If intelligence agencies don't know the rate of tracking, the only way for them is to act on what they do know. That is, if they have intelligence on a coming transfer, they recommend action. In other words: for Israeli intelligence agencies and decision makers to decide against action, they'd have to be convinced of one of two things: A. the price of operation is higher than the price Israel will pay if it lets the transfer be completed uninterrupted. B. if they have a clear indication that the transfer they do know about is only one out of many which they don't know about and can't stop. In such a case, they might decide that the impact of an operation on the larger picture is negligible.
Israel unintentionally embarrassed President Obama by revealing to the world the fact that the Syrians are using chemical weapons – and hence that Obama didn't quite stick to his "red line" on this matter. It is clear at this point that Obama has no intention of acting, and that he prefers not to correct one mistake (drawing a red line) by making another one (intervening in Syria – which he believes to be a big mistake). So for Obama, these recent Israeli air strikes have been somewhat of a blessing. Instead of having to take action- or to repeatedly evade this issue or having to deal with tough questions about it– he can pay his dues by supporting Israeli action. The strikes- clearly coordinated between Israel and the US (that is, the US is well informed and approves of them) – demonstrate to the region that there are no major policy differences between the countries in regards to Syria.
No policy differences means: both the US and Israel would not take a risk to save Syrians from their Syrian countrymen. The butchery is devastating and heart breaking, but saving Syrian lives is not a core strategic interest of the US or Israel – that's the way the Obama administration and the Netanyahu government see it.

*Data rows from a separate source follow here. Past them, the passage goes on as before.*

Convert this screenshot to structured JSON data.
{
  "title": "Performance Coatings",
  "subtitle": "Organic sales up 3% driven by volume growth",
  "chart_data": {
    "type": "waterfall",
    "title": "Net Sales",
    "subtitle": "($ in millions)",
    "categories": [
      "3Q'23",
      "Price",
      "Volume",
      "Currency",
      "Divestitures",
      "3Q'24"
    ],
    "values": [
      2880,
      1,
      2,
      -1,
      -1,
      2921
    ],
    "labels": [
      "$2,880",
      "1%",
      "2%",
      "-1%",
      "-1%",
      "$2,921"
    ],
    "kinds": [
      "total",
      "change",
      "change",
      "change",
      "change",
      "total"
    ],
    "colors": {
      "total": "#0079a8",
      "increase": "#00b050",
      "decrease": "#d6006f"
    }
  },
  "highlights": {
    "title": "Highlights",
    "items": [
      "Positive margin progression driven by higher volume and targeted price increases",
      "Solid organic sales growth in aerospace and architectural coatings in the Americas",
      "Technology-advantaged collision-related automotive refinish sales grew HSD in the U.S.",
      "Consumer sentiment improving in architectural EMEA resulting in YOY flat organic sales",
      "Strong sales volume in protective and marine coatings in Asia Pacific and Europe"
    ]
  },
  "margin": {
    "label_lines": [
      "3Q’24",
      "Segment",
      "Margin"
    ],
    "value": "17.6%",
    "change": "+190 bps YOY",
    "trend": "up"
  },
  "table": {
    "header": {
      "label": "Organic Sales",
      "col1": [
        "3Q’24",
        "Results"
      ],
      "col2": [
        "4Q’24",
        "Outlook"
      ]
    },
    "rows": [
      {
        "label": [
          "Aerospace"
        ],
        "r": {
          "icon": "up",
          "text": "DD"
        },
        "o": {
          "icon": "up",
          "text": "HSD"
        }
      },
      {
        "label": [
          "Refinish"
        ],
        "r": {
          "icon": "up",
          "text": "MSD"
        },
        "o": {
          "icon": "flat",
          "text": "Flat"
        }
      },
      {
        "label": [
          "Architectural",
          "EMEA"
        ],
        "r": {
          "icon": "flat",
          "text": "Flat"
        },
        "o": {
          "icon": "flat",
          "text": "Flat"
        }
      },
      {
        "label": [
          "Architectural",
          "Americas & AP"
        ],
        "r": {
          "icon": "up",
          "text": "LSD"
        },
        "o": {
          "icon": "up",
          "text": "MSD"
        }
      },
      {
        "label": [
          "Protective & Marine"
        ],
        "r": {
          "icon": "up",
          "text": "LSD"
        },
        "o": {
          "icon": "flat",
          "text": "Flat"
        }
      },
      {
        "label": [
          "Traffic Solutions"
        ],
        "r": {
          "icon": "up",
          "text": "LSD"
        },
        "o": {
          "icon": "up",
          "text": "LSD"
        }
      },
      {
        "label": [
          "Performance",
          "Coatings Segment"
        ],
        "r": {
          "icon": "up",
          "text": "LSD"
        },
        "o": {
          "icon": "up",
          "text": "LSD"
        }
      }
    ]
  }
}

When it comes to chemical weaponry, the two countries are also in agreement: it is a red line only in the sense that the US and Israel are committed to preventing chemical weapons from falling into the wrong hands.
Last but not least: following the attacks, there's been a lot of talk about Israel's so called message to Iran, and naturally, every bold Israeli action is a "message to Iran". But think about it this way: would Israel let Syria pass missiles to Hezbollah had Iran not been a looming threat? I don't think it would. The attack had very specific goals – prevention, Syria, Hezbollah. If it also sends a message to Iran, or to anyone else for that matter, that's great. Thinking about "messages" though, one shouldn’t make the mistake of confusing cause and possible consequence.